Deze boodschap en andere gedetailleerdere werden, in het Engels, gelezen door cipiers in Texas, contractors in Afghanistan en Koerdistan, in detentiekampen voor immigranten in Australië, in Woomera, black site-gevangenissen in de Kimberley, geheime uitleveringscentra in het Amerikaanse ‘satellietgrondstation’ bij Alice Springs. Soms ontsnapten er gevangenen. Soms werden ze beschoten en gedood. Verbijsterde Afghanen en Filipino’s, een door geschutvuur gewonde Indonesische tiener, een aan dehydratie lijdende Britse moslim, al die voorheen onbekende individuen waren, zwervend op ver afgelegen wegen, te zien op de publieke televisie.
Op de bewakingsmonitoren in het detentiecentrum van Villawood, Sydney, stond te lezen: de engel van de heer des nachts opende de gevangenisdeuren en voerde hen uit. Mijn voormalige collega’s vroegen: Wat vertelt dit taalgebruik ons over de dader?
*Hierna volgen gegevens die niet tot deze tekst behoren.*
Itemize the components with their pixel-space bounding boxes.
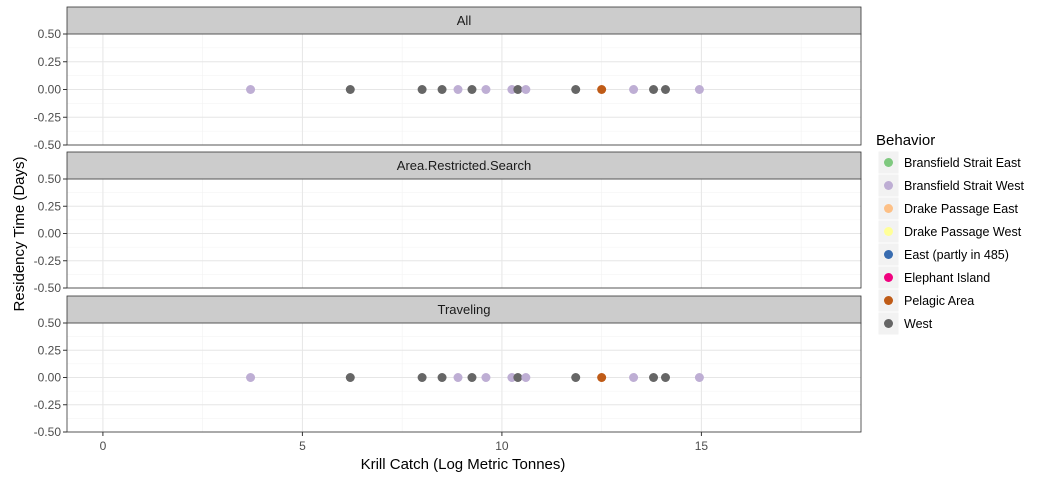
data-point (521, 373, 531, 382)
legend-label: Drake Passage West (904, 225, 1022, 239)
y-tick-label: -0.50 (34, 138, 62, 152)
legend-label: East (partly in 485) (904, 248, 1009, 262)
y-tick-label: 0.25 (38, 199, 62, 213)
legend-label: West (904, 317, 933, 331)
data-point (246, 85, 256, 94)
facet-strip-label: Area.Restricted.Search (397, 158, 531, 173)
y-tick-label: -0.25 (34, 110, 62, 124)
data-point (597, 373, 607, 382)
facet-strip (66, 295, 862, 324)
legend-entry: West (877, 311, 933, 336)
facet-strip-label: All (457, 13, 472, 28)
facet-panel: All 0.50 0.25 0.00 -0.25 -0.50 (34, 6, 862, 152)
legend-key-marker (884, 250, 893, 259)
panel-border (66, 178, 862, 289)
facet-panel: Area.Restricted.Search 0.50 0.25 0.00 -0.25 -… (34, 151, 862, 295)
data-point (417, 373, 427, 382)
x-axis-title: Krill Catch (Log Metric Tonnes) (361, 456, 566, 473)
data-point (246, 373, 256, 382)
data-point (345, 373, 355, 382)
data-point (467, 373, 477, 382)
data-point (437, 85, 447, 94)
data-point (597, 85, 607, 94)
legend-key-marker (884, 227, 893, 236)
y-tick-label: 0.25 (38, 55, 62, 69)
legend-entry: Drake Passage West (877, 219, 1022, 244)
legend-label: Pelagic Area (904, 294, 974, 308)
panel-border (66, 322, 862, 433)
legend-key-marker (884, 158, 893, 167)
data-point (629, 85, 639, 94)
legend-key-marker (884, 181, 893, 190)
data-point (660, 373, 670, 382)
y-tick-label: 0.00 (38, 371, 62, 385)
legend-label: Bransfield Strait West (904, 179, 1024, 193)
y-tick-label: -0.25 (34, 254, 62, 268)
data-point (694, 85, 704, 94)
legend-key-marker (884, 204, 893, 213)
x-tick-label: 10 (495, 439, 509, 453)
y-axis-title: Residency Time (Days) (11, 156, 28, 311)
y-tick-label: -0.50 (34, 281, 62, 295)
data-point (571, 373, 581, 382)
data-point (694, 373, 704, 382)
data-point (467, 85, 477, 94)
legend-label: Bransfield Strait East (904, 156, 1021, 170)
y-tick-label: -0.50 (34, 425, 62, 439)
legend-title: Behavior (876, 132, 935, 149)
legend-key-marker (884, 296, 893, 305)
legend-entry: Elephant Island (877, 265, 990, 290)
data-point (481, 85, 491, 94)
legend-entry: Pelagic Area (877, 288, 974, 313)
data-point (513, 373, 523, 382)
data-point (649, 373, 659, 382)
data-point (513, 85, 523, 94)
y-tick-label: 0.50 (38, 172, 62, 186)
panel-border (66, 33, 862, 146)
x-axis: 0 5 10 15 (100, 432, 709, 453)
legend-entry: East (partly in 485) (877, 242, 1009, 267)
data-point (345, 85, 355, 94)
legend: Bransfield Strait East Bransfield Strait … (877, 150, 1024, 336)
legend-entry: Bransfield Strait West (877, 173, 1024, 198)
data-point (437, 373, 447, 382)
data-point (649, 85, 659, 94)
y-tick-label: 0.50 (38, 27, 62, 41)
legend-key-marker (884, 319, 893, 328)
y-tick-label: 0.00 (38, 83, 62, 97)
legend-label: Drake Passage East (904, 202, 1018, 216)
legend-entry: Bransfield Strait East (877, 150, 1021, 175)
facet-panels: All0.500.250.00-0.25-0.50Area.Restricted… (34, 6, 862, 439)
y-tick-label: -0.25 (34, 398, 62, 412)
x-tick-label: 0 (100, 439, 107, 453)
facet-panel: Traveling 0.50 0.25 0.00 -0.25 -0.50 (34, 295, 862, 439)
legend-entry: Drake Passage East (877, 196, 1018, 221)
x-tick-label: 5 (299, 439, 306, 453)
data-point (453, 85, 463, 94)
y-tick-label: 0.50 (38, 316, 62, 330)
data-point (417, 85, 427, 94)
data-point (660, 85, 670, 94)
data-point (453, 373, 463, 382)
data-point (571, 85, 581, 94)
facet-strip (66, 6, 862, 35)
x-tick-label: 15 (695, 439, 709, 453)
legend-label: Elephant Island (904, 271, 990, 285)
y-tick-label: 0.25 (38, 343, 62, 357)
y-tick-label: 0.00 (38, 227, 62, 241)
data-point (521, 85, 531, 94)
data-point (629, 373, 639, 382)
legend-key-marker (884, 273, 893, 282)
data-point (481, 373, 491, 382)
facet-strip-label: Traveling (438, 302, 491, 317)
Het interesseerde mij geen bal. Ik was blij met een verhaal dat belangrijk genoeg was om mij van de voorpagina te verdringen waar ik me al lijdzaam een pinocchioneus had laten aanmeten. Ik bracht mijn dagen door in het hooggerechtshof van New South Wales waar ik Nigel Willis qc vijfhonderd dollar per uur betaalde zodat ik gedagvaard kon worden voor smaad. Nigels ‘factureerbare uren’ groeiden aan tot ver voorbij het stadium waarop duidelijk werd dat hij een zakkenwasser was en ik geen schijn van kans had, maar kop op, maat, hij wedde drie tegen twee op een succesvol appel. Dat mijn advocaat ook een renpaard bezat deed er niet toe.
Intussen restte mij niets anders dan de kranten lezen. volgens fbi is engel een australische worm.
‘Wil gedaagde zo goed zijn te zeggen waarom hij een krant zit te lezen.’
‘Ik ben journalist, e’elachbare. Dat is mijn werk.’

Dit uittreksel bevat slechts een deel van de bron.